Immunohistochemistry and Confocal Microscopy
Biopsy specimens from lesion borders of patients with CL were frozen in optimal-cutting-temperature compound (Sakura Finetek, Torrance, CA), sectioned, and fixed in ice-cold acetone before incubation with anti-human IFN-γ, IL-10, IL-27, and IL-21 antibodies (Abcam, Cambridge, MA; Santa Cruz Biotechnologies, Santa Cruz, CA). The avidin-biotin peroxidase method, followed by incubation with 3,30-diaminobenzidine, was used for detecting cytokine-producing cells. Photomicrographs were collected in a light microscope. For confocal microscopy, samples were incubated with anti-human CD4, CD25, and IL-10 antibodies (Abcam and Santa Cruz). Secondary antibodies conjugated to Alexa Fluor 488 (Invitrogen, Carlsbad, CA) were used for CD4 and CD25 staining. For IL-10 detection, samples were incubated with a secondary biotinylated antibody (Vector, Burlingame, CA), followed by streptavidin conjugated to Alexa Fluor 647 (Invitrogen). Prolong Gold antifade reagent with DAPI (Invitrogen) was used for placing coverslips. Photomicrographs were created using Leica SP2 and SP5 confocal microscopes (Leica Microsystems, Wetzlar, Germany).
Real-Time PCR
RNA was extracted from biopsy specimens from patients with CL by using Trizol reagent (Invitrogen) and RNA extraction columns (GE Healthcare). Complementary DNA was synthesized using 1 µg of RNA through a reverse transcription reaction. For real-time PCR, SYBR Green and StepOnePlus Real-Time PCR systems (Applied Biosystems, Warrington, United Kingdom) were used, and expression of each gene was normalized to GAPDH expression in the same samples. The relative expression of each gene in samples from patients with CL was calculated in relation to that observed in healthy skin samples. Gene expression was calculated using the equation 2−ΔΔCt, calculated as follows: ΔΔCt = [CL sample–specific mRNA Ct – CL sample GAPDH mRNA Ct] – [UC-specific mRNA Ct – UC GAPDH mRNA Ct], with “Ct” denoting the cycle threshold and “mRNA” denoting messenger RNA. The primers used in this study are shown in Table 2.
Table 2.
Real-Time Polymerase Chain Reaction Primer Sequences
| Target Gene | Sense Sequence | Antisense Sequence |
|---|---|---|
| IFNG | 5′-GAG AAC CCA AAA CGA TGC A-3′ | 5′-ACT TCT TTG GCT TAA TTC TCT CG-3′ |
| IL10 | 5′-AGA TCT CCG AGA TGC CTT CA-3′ | 5′-ATT CTT CAC CTG CTC CAC GG-3′ |
| TGFB1 | 5′-ATT GAG GGC TTT CGC CTT AG-3′ | 5′-TGT GTT ATC CCT GCT GTC ACA-3′ |
| FOXP3 | 5′-CCC ACT TAC AGG CAC TCC TC-3′ | 5′-CTT CTC CTT CTC CAG CAC CA-3′ |
| IL27p28 | 5′-CCA GTA ACT GAA AGC CCC TCT-3′ | 5′-AAC CAT CAT CTC CCT AAA CAA TAA A-3′ |
| IL21 | 5′-CCA CAA ATG CAG GGA GAA GA-3′ | 5′-GAA TCA CAT GAA GGG CAT GTT-3′ |
| GAPDH | 5′-CAT CAA TGA CCC CTT CAT TGA-3′ | 5′-GAA TTT GCC ATG GGT GGA-3′ |
Statistical Analyses
Statistical analyses were performed using GraphPad prism 5.0 software (GraphPad Software, San Diego, CA).

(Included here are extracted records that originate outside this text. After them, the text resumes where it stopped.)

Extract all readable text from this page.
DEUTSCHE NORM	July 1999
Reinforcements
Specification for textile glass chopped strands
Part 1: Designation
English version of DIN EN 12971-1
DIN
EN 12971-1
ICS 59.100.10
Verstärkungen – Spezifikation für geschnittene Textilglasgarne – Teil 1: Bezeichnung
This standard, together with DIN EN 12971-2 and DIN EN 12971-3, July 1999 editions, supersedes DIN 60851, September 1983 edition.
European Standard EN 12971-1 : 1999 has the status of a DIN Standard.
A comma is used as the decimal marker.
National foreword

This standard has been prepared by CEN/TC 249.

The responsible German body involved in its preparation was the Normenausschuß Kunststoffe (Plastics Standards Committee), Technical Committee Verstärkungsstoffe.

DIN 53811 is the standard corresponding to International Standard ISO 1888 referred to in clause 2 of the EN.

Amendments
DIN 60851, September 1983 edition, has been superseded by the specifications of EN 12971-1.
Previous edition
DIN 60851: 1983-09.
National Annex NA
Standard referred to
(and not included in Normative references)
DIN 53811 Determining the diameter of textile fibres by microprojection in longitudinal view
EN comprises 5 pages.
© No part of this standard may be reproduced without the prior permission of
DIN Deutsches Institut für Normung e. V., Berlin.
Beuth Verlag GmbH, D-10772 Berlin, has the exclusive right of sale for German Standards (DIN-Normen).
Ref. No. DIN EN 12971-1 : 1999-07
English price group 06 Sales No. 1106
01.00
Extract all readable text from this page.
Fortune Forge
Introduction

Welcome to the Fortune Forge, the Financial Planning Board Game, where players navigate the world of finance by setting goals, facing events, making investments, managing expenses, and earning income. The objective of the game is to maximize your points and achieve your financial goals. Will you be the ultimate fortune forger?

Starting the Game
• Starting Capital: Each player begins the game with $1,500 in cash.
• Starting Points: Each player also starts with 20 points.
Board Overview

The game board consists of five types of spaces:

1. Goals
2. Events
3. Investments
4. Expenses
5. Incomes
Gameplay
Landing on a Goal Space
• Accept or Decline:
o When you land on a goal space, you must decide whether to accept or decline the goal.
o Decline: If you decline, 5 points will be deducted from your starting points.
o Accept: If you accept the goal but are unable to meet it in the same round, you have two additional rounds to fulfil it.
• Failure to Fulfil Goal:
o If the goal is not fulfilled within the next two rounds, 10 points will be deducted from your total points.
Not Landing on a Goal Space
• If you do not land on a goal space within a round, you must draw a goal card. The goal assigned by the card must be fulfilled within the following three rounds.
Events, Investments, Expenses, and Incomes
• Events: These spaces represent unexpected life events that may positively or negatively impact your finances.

The tests used were as follows: 2-tailed nonparametric Mann–Whitney test, 2-tailed Wilcoxon matched-pairs signed rank test, and linear regression followed by the Spearman correlation test. P values of ≤ .05 were considered significant for all analyses.
RESULTS
CD4+CD25−CD127−/low Cells Are the Main Sources of IL-10 in the Circulation of Patients With CL
In a previous study, we demonstrated that CD4+CD25− cells participate in the production of IL-10 by CD4+ T cells among PBMCs from patients with CL [24], although we had yet to show which population of CD4+ T cells contributes most significantly to IL-10 production. To answer this question, we first analyzed the expression of CD25 in IL-10–producing, SLA-stimulated, and PMA-ionomycin–activated CD4+ cells from patients with CL and uninfected controls and observed that the CD25− cells were the main source of IL-10 in both groups (Figure 1A and 1D). In humans, IL-10–producing Tr-1 cells are often CD25−CD127−/low and FOXP3−. Moreover, these cells may produce IFN-γ concomitantly with IL-10 [34]. Therefore, we characterized the IL-10–producing CD4+CD25− cells in terms of their CD127 expression and observed that, in patients with CL and uninfected controls, most of the cells were CD127−/low (Figure 1B and 1D) and that, among the peripheral blood CD4+CD25−CD127−/low cells, most were FOXP3− in both patients with CL and uninfected controls (Figure 1C). Additionally, we observed a similar pattern of IFN-γ production among IL-10–producing CD4+CD25−CD127−/low cells in both groups (Figure 1E and 1F). These results show that the main sources of IL-10 among activated PBMCs from uninfected controls and patients with CL are Tr-1 like CD4+CD25−CD127−/low cells that do not express FOXP3. Finally, we compared the frequency of IL-10–producing CD4+CD25−CD127−/low cells in patients with CL and uninfected controls and found that the patients with CL had a higher frequency of CD4+CD25−CD127−/lowIL-10+ cells in the circulation than the uninfected controls (Figure 1G and 1H). Moreover, IL-10 production by CD4+CD25−CD127−/low cells from uninfected controls and patients with CL was similar upon stimulation with medium alone or tetanus toxoid before activation by PMA and ionomycin (Supplementary Figure 1A–C). Taken together, these results show that, among PBMCs from L. braziliensis–infected patients with CL, antigen-specific Tr-1–like cells are the most important source of IL-10.
Figure 1.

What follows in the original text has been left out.